If you have always avoided the world of cryptocurrency, it’s well worth learning more. There’s a decent starter guide here…
… but there’s plenty more to learn besides this – and it’s well worth doing so. Cryptocurrencies are likely to play a large role in financial management of the future, both as an investment opportunity and for general day-to-day purchases. More and more ecommerce stores are accepting cryptocurrencies as a payment method, and it is feasible that, in the future, frequenting websites to buy cryptocurrencies will not just be a niche financial behaviour – it will be standard for everyone. As a result, researching and learning more on the topic is a great way to ensure you are ready to adapt to the changing nature of modern finance.
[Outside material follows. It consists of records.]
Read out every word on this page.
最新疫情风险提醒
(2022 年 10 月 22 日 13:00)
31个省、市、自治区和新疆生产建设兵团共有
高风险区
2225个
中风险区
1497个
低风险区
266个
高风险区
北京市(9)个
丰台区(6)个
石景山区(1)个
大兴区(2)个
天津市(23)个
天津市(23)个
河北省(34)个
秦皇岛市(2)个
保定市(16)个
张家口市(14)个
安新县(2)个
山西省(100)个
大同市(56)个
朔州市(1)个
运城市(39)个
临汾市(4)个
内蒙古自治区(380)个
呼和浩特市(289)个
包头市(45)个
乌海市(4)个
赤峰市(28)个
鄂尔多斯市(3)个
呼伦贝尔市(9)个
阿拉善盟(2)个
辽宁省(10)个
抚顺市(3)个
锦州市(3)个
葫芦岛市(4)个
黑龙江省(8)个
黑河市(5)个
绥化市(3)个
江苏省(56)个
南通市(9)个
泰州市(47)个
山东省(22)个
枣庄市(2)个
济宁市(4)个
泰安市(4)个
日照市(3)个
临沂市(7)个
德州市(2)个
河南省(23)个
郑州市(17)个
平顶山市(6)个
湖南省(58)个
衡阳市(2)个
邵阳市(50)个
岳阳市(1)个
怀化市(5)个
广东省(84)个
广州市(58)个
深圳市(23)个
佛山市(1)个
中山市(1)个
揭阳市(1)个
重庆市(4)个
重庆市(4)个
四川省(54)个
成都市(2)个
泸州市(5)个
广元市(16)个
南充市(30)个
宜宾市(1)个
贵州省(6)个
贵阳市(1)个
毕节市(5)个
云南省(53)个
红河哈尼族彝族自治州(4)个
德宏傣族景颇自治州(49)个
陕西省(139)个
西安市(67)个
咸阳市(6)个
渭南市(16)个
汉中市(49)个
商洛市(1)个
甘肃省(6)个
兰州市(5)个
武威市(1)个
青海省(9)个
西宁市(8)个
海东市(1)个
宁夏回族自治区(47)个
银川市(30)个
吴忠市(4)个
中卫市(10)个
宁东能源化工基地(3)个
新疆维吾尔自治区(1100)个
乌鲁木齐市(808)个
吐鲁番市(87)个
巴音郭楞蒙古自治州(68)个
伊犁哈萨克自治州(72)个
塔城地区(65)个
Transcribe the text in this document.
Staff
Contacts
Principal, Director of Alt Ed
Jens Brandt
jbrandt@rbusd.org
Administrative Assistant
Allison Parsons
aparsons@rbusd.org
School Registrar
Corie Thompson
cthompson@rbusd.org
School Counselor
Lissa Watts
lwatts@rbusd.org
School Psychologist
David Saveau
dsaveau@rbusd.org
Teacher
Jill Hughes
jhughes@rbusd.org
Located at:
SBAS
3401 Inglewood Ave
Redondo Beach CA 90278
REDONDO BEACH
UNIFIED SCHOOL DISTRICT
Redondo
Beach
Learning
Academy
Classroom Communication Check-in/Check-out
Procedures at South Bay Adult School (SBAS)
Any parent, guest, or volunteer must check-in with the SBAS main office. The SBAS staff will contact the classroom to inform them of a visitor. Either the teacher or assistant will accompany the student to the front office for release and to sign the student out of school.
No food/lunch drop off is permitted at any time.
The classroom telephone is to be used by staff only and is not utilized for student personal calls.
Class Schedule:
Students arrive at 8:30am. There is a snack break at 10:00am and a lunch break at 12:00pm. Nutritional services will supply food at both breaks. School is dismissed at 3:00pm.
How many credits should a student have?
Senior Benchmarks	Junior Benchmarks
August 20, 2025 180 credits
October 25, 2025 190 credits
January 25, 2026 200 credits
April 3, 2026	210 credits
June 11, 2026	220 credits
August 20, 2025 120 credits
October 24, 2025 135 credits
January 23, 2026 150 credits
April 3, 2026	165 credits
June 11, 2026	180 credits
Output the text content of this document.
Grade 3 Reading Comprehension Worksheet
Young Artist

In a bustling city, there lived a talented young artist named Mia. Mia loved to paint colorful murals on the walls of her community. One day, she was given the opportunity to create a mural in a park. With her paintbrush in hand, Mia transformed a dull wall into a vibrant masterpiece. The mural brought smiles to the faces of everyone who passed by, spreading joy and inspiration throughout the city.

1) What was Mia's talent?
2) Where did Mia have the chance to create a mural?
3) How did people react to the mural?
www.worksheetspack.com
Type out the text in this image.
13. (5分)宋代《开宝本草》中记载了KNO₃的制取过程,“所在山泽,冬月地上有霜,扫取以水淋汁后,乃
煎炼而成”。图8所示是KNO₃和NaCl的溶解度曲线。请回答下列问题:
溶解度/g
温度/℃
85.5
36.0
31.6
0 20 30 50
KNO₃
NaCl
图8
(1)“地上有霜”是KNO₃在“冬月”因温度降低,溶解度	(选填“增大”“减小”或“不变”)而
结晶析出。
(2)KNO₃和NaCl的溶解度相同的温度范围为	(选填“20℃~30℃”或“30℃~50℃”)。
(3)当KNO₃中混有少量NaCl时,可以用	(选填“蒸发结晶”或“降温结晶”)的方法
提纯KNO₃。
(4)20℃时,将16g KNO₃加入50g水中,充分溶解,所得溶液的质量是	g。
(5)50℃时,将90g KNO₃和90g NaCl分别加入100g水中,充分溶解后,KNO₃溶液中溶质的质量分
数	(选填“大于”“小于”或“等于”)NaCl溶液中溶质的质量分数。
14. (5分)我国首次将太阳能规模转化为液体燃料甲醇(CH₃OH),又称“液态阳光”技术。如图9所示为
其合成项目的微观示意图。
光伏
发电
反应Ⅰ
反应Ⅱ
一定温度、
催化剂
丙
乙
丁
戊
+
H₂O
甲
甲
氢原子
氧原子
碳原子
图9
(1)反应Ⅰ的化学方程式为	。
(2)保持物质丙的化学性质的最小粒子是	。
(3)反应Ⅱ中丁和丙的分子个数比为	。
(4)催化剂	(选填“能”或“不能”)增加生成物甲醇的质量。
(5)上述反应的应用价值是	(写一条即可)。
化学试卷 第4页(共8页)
If you borrow money, your APR is an all-important figure that is used to calculate your repayment rate. While most of us know what APR is, and that we want to ensure we have the lowest APR possible, the actual ins and outs of the different kinds of APR (and related rates, such as AER and EAR) tends to require additional research. There’s a primer to what these acronyms mean here, so it’s worth reading through, then scrutinising your existing credit agreements to ascertain which you are paying and how it may influence your future financial management.
Compound interest is a simple concept: it is interest that is paid on interest. When you are saving money, compound interest works in your favour. However, if you are in debt, it can be a nightmare.
Here’s a primer as to how it works, simplified. First, let’s establish a basic status quo:
- You owe £1,000 on a credit card.
- Your credit card APR adds £10 in interest to your credit card balance each month.
- Your minimum payment to your credit card is £20
Here’s how the above simplified figures work are influenced by compound interest:
- In January, your credit card bill is £1,000.
- You pay your £20 minimum payment
- This should mean that, in February, your credit card bill is £980
- However, your credit card company is going to add £10 of interest
- So your February bill is actually for £990
- You have therefore effectively “lost” £10
- To actually reduce your balance by £20, you would have to pay £30 due to compound interest
The above figures are an example, and will vary hugely depending on your APR and your minimum payment. If you are in debt, it is well worth calculating the impact of compound interest to see just how much this practice is costing you. When you know how compound interest is influencing the amount you owe, you should be able formulate a debt management strategy that ensures you are always paying off your balance, rather than just the interest.
By deepening your knowledge of the above areas, your personal financial outlook can be hugely improved. While researching financial areas may not be the most interesting of tasks you undertake, it could well be the most important.